The management system is the central component of CLSE and manages the overall execution of the framework. It is a distributed system that consist of N>=1 physical servers connected through an IP network. One of the servers is designated to be the "leader" and the other servers are "workers". The management system can be used to monitor emulations in real-time, to start or stop services, to monitor reinforcement learning workloads, to access terminals of emulated components, and to examine security policies.

Emulation System

The emulation system allows emulating large scale IT infrastructures and network traffic, i.e client traffic, cyber attacks, and automated defenses.

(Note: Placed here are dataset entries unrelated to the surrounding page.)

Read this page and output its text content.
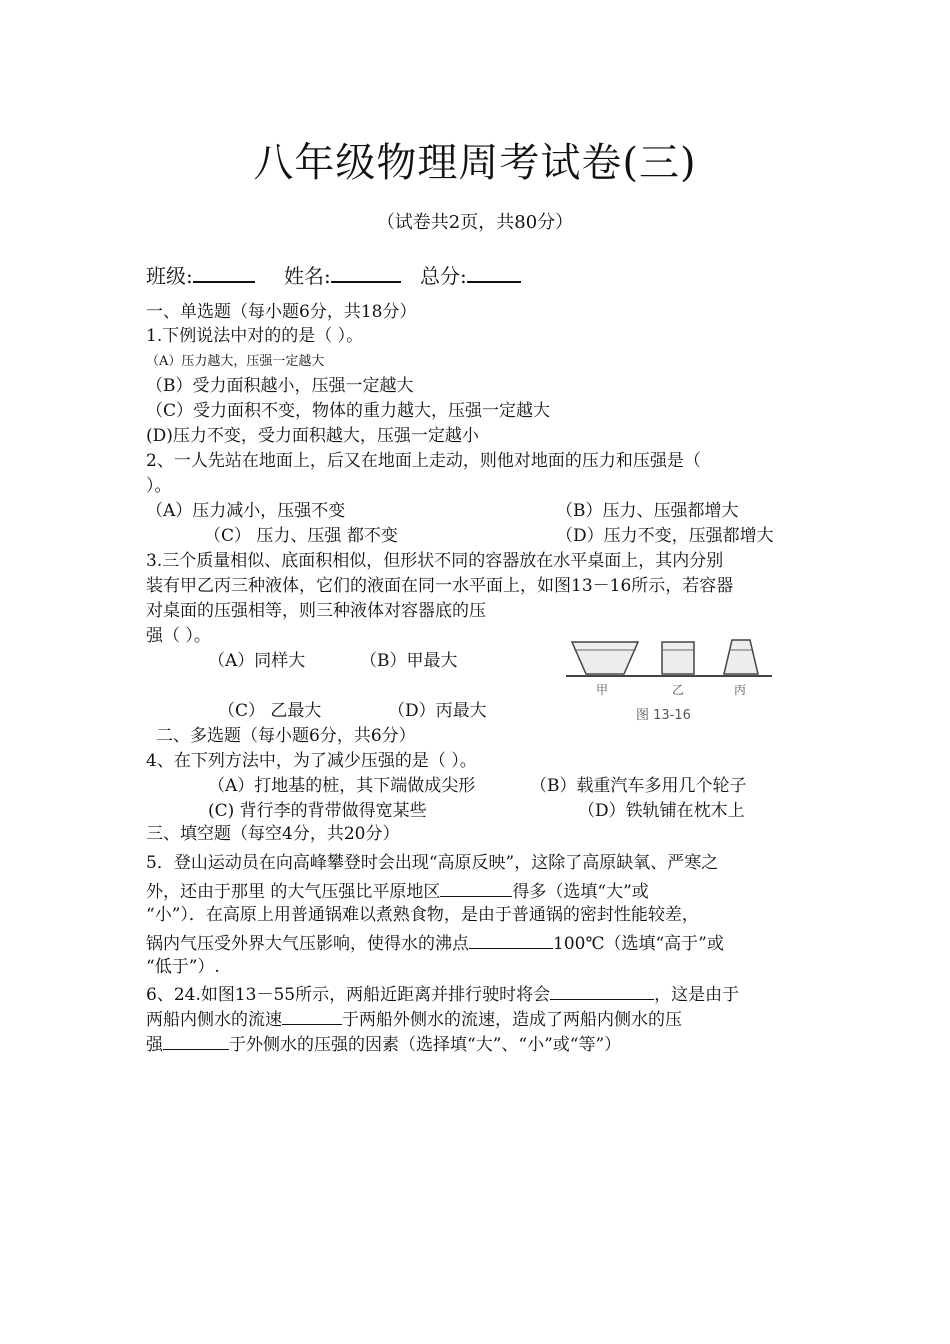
八年级物理周考试卷(三)
（试卷共2页，共80分）
班级:	姓名:	总分:
一、单选题（每小题6分，共18分）
1.下例说法中对的的是（ ）。
（A）压力越大，压强一定越大
（B）受力面积越小，压强一定越大
（C）受力面积不变，物体的重力越大，压强一定越大
(D)压力不变，受力面积越大，压强一定越小
2、一人先站在地面上，后又在地面上走动，则他对地面的压力和压强是（
）。
（A）压力减小，压强不变	（B）压力、压强都增大
（C） 压力、压强 都不变	（D）压力不变，压强都增大
3.三个质量相似、底面积相似，但形状不同的容器放在水平桌面上，其内分别
装有甲乙丙三种液体，它们的液面在同一水平面上，如图13－16所示，若容器
对桌面的压强相等，则三种液体对容器底的压
强（ ）。
（A）同样大	（B）甲最大
（C） 乙最大	（D）丙最大
甲	乙	丙
图 13-16
二、多选题（每小题6分，共6分）
4、在下列方法中，为了减少压强的是（ ）。
（A）打地基的桩，其下端做成尖形	（B）载重汽车多用几个轮子
(C) 背行李的背带做得宽某些	（D）铁轨铺在枕木上
三、填空题（每空4分，共20分）
5．登山运动员在向高峰攀登时会出现“高原反映”，这除了高原缺氧、严寒之
外，还由于那里 的大气压强比平原地区	得多（选填“大”或
“小”）．在高原上用普通锅难以煮熟食物，是由于普通锅的密封性能较差，
锅内气压受外界大气压影响，使得水的沸点	100℃（选填“高于”或
“低于”）.
6、24.如图13－55所示，两船近距离并排行驶时将会	，这是由于
两船内侧水的流速	于两船外侧水的流速，造成了两船内侧水的压
强	于外侧水的压强的因素（选择填“大”、“小”或“等”）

It executes on a cluster of machines that runs a virtualization layer provided by Docker containers and virtual links. It implements network isolation and traffic shaping on the containers using network namespaces and the NetEm module in the Linux kernel. Resource constraints of the containers, e.g., CPU and memory constraints, are enforced using cgroups.

Simulation System

The simulation system of CSLE allows running reinforcement learning and optimization algorithms to learn security strategies. Formally, we model the interaction between an attacker and a defender as a Markov game. We then use simulations of self-play where autonomous agents interact and continuously update their strategies based on experience from previously played games. To automatically update strategies in the game, several methods can be used, including computational game theory, dynamic programming, evolutionary algorithms, and reinforcement learning.